People who have ever worried about meeting the expectations of an older person they admire.
People who have had friends.
People who like music.
And finally, people who have bodies.

If you’re not in one of those groups, okay, sure, go and see something else. And good luck.

The ‘Friends’ reboot was shaping up nicely.

Secondly, and more seriously, this reminds me of one of the most heart-sinking notes you can ever get about a script. ‘It’s not relatable.’ ‘I showed it to my son and he thought it wasn’t relatable.’ That’s a real note I’ve received on a script I’ve written. And frankly, I think it’s stupid.

If you get the note ‘it’s unrelatable’ on your script, I think it means one of two things.

Either (a) the person giving you notes is incapable of empathy. If that’s the case, you have my permission to ask them if they really believe they should be working in the arts.

Or (b) they mean something else. Usually I think when people say a script is unrelatable, they mean it’s IMPLAUSIBLE. ‘I hit a road block in the story because I didn’t believe the teenagers would venture into the haunted house alone.’ ‘I didn’t believe the newspaper magnate would spend all that money trying to reclaim his childhood when his sled was right there.’ That’s fine. That’s an understandable note. If audiences don’t believe your characters, you have a problem. But it’s not ‘unrelatability’ that’s being described.

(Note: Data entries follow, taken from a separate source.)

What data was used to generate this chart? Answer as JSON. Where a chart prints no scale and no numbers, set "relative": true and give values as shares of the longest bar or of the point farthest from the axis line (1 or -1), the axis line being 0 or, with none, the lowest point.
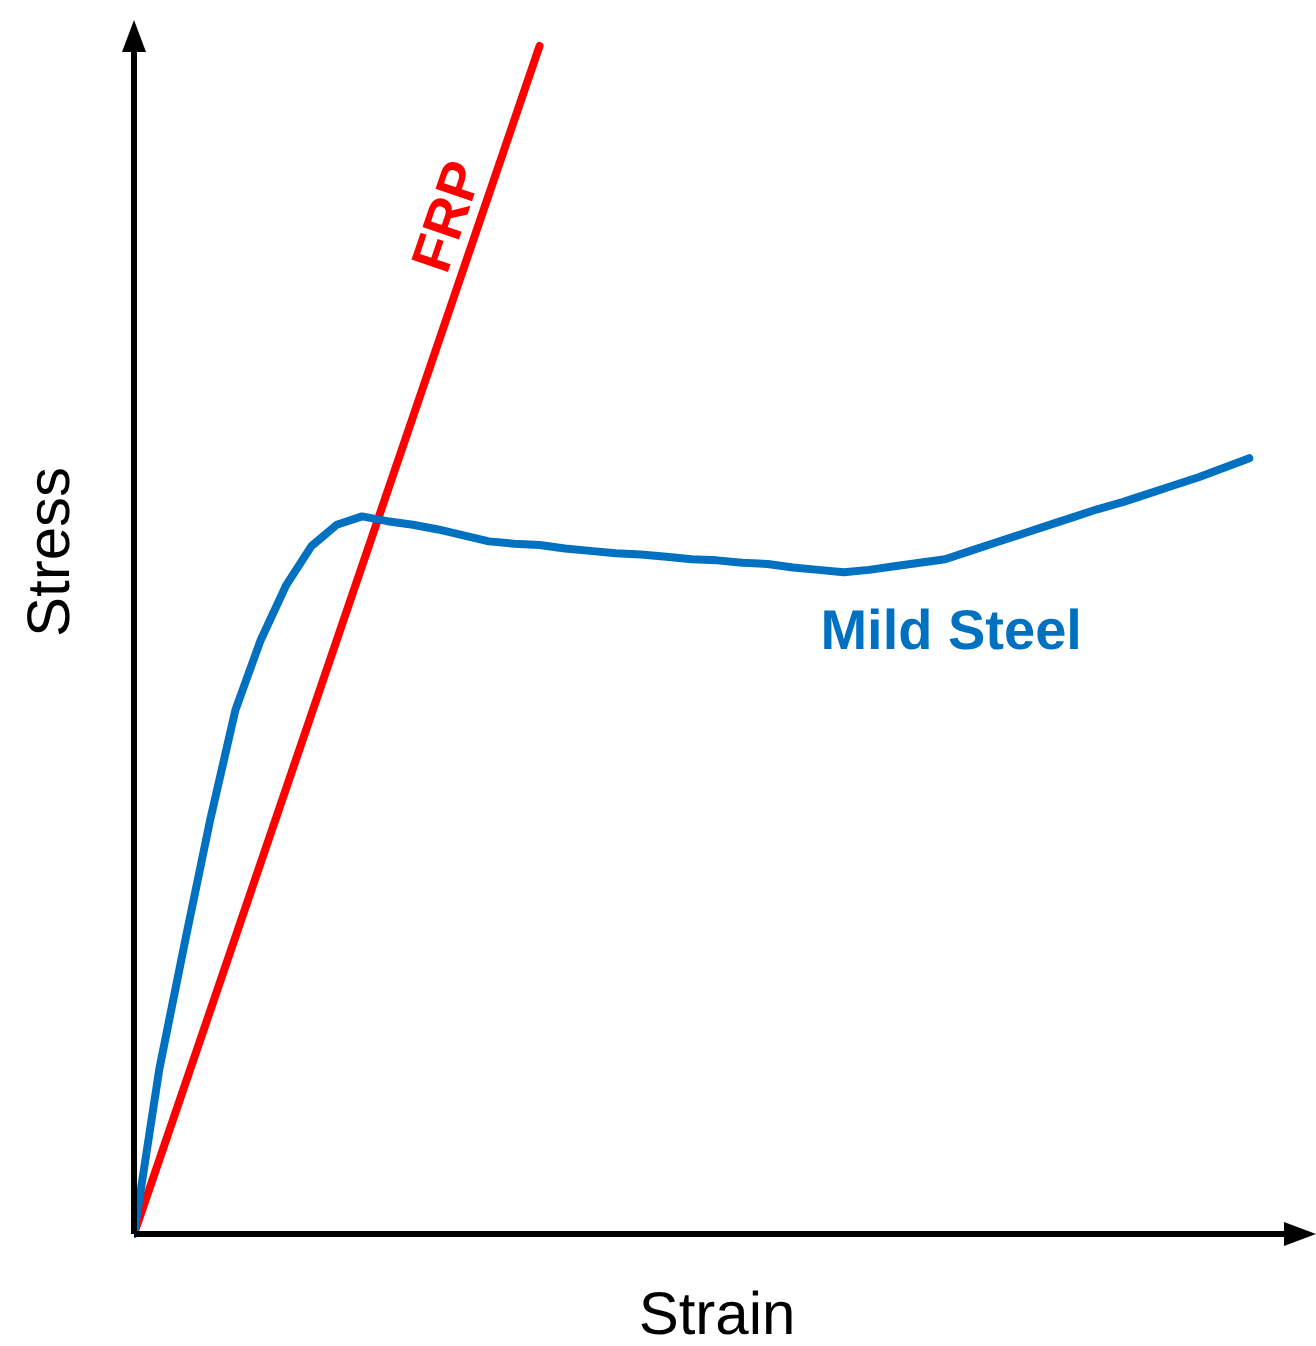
{
  "chart_data": {
    "type": "line",
    "relative": true,
    "xlabel": "Strain",
    "ylabel": "Stress",
    "grid": false,
    "legend": false,
    "line_style": "solid",
    "marker": "none",
    "categories": [
      null,
      null,
      null,
      null,
      null,
      null,
      null,
      null,
      null,
      null,
      null,
      null,
      null,
      null,
      null,
      null,
      null,
      null,
      null,
      null,
      null,
      null,
      null,
      null,
      null,
      null,
      null,
      null,
      null,
      null,
      null,
      null,
      null,
      null,
      null,
      null,
      null,
      null,
      null,
      null,
      null,
      null,
      null,
      null,
      null,
      null,
      null
    ],
    "series": [
      {
        "name": "FRP",
        "color": "#ff0000",
        "values": [
          0,
          0.0625,
          0.125,
          0.1875,
          0.25,
          0.3125,
          0.375,
          0.4375,
          0.5,
          0.5625,
          0.625,
          0.6875,
          0.75,
          0.8125,
          0.875,
          0.9375,
          1,
          null,
          null,
          null,
          null,
          null,
          null,
          null,
          null,
          null,
          null,
          null,
          null,
          null,
          null,
          null,
          null,
          null,
          null,
          null,
          null,
          null,
          null,
          null,
          null,
          null,
          null,
          null,
          null,
          null,
          null
        ]
      },
      {
        "name": "Mild Steel",
        "color": "#0070c0",
        "values": [
          0,
          0.139,
          0.245,
          0.348,
          0.441,
          0.5,
          0.546,
          0.579,
          0.597,
          0.604,
          0.6,
          0.597,
          0.593,
          0.588,
          0.583,
          0.581,
          0.58,
          0.577,
          0.575,
          0.573,
          0.572,
          0.57,
          0.568,
          0.567,
          0.565,
          0.564,
          0.561,
          0.559,
          0.557,
          0.559,
          0.562,
          0.565,
          0.568,
          0.575,
          0.582,
          0.589,
          0.596,
          0.603,
          0.61,
          0.616,
          0.623,
          0.63,
          0.637,
          0.645,
          0.653,
          null,
          null
        ]
      }
    ]
  }
}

The people in your script who do implausible things can still be people that we recognise and identify with. People empathise with R2D2, for goodness sake. Or a shell with shoes on. The issue is plausibility, not relatability. That word ‘unrelatable’ should be expunged from the dictionary.

You mean I need to start shaving now?

We don’t go to the movies to look in a mirror. Or rather, yes, that’s EXACTLY why we go to the movies. But we know that the mirror contains multitudes. Just as we do.